8 avril 2015 – Texte et photos : Alexandre Lampron

(EXCLUSIF) – Des chauffeurs d’autobus du Réseau de transport de Longueuil (RTL), dont les identités ne peuvent être révélées, allèguent avoir été discriminés «sur la base de leurs convictions politiques» lors de la tenue de la séance du conseil d’administration du 3 décembre dernier.

Dans un document de six pages dont Affaires.MédiaSud a obtenu copie, ces chauffeurs se tournent vers la Commission des droits et libertés de la personne, évoquant les articles 10 et 15, car ils soutiennent avoir subi «un préjudice inacceptable dans une société démocratique auquel la Commission doit tenter de remédier».

Les plaignants disent s’être présentés à la séance du 3 décembre dernier, à la demande du syndicat, pour y poser des questions relativement au projet de loi 3 (devenu force de loi le 4 décembre) sur les régimes de retraite.
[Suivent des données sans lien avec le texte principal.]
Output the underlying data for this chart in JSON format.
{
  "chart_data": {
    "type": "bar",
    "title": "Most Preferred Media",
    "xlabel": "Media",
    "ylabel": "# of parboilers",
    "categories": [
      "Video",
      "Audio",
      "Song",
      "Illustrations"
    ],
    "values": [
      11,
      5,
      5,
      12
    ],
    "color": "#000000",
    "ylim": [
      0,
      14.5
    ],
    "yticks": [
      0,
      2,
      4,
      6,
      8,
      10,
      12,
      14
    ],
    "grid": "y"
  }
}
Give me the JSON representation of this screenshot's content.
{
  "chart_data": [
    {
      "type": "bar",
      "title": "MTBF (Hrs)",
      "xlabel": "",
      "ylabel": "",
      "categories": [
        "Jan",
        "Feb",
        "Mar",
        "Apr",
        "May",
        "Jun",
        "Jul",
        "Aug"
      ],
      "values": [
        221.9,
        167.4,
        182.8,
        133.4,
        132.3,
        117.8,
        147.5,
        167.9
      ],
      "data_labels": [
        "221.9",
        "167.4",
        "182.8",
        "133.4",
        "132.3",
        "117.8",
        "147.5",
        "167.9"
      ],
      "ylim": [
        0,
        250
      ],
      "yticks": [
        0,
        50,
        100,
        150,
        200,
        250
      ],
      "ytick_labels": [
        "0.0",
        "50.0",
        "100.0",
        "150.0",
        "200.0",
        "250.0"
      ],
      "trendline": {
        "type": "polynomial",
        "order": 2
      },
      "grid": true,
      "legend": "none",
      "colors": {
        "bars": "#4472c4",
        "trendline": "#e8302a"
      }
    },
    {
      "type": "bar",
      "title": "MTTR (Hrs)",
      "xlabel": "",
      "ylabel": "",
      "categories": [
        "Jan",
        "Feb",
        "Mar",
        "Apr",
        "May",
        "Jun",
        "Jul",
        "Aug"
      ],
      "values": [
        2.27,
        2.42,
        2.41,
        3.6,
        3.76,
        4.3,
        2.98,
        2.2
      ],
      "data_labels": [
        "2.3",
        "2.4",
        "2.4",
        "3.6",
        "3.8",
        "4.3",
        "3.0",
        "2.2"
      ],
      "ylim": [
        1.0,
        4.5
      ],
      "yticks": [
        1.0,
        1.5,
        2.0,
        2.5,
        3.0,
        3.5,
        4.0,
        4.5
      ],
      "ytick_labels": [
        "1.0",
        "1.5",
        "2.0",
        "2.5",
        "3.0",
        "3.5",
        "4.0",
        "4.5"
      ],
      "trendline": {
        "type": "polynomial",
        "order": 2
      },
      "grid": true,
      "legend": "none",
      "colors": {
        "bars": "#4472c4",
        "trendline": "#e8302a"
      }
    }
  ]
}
Le RTL avait pris des dispositions, notamment en mobilisant des agents de sécurité postés pour contrôler l’identité des personnes qui entaient et sortaient de l’immeuble, photos à l’appui.

Une plainte «amendée»

«Ces mesures constituent une grave violation des droits fondamentaux de ces personnes, et qui se sont vu empêchées d’avoir accès à un lieu public pour un motif prohibé par la charte, soit leurs convictions politiques syndicales s’opposant au projet de loi 3», peut-on  lire dans la plainte amendée en vertu des articles 10 et 15.

Advenant un revers devant la Commission, l’intimée visée par ladite plainte, Mme Colette Éthier, présidente du RTL, pourrait être dans l’obligation de verser la somme de 15 000$ aux trois chauffeurs qui sont à l’origine de ce branle-bas de combat «à titre de dommages moraux avec intérêts». Une somme de 3000$ «à titre de dommage exemplaire avec intérêts» pourrait aussi être exigée de la part de l’intimée.

La porte-parole du RTL, Anne-Louise Milot, n’a émis aucun commentaire sur le dossier, «puisqu’il y a un processus judiciaire en cours», précise-t-elle, dans un courriel envoyé àAffaires.MédiaSud.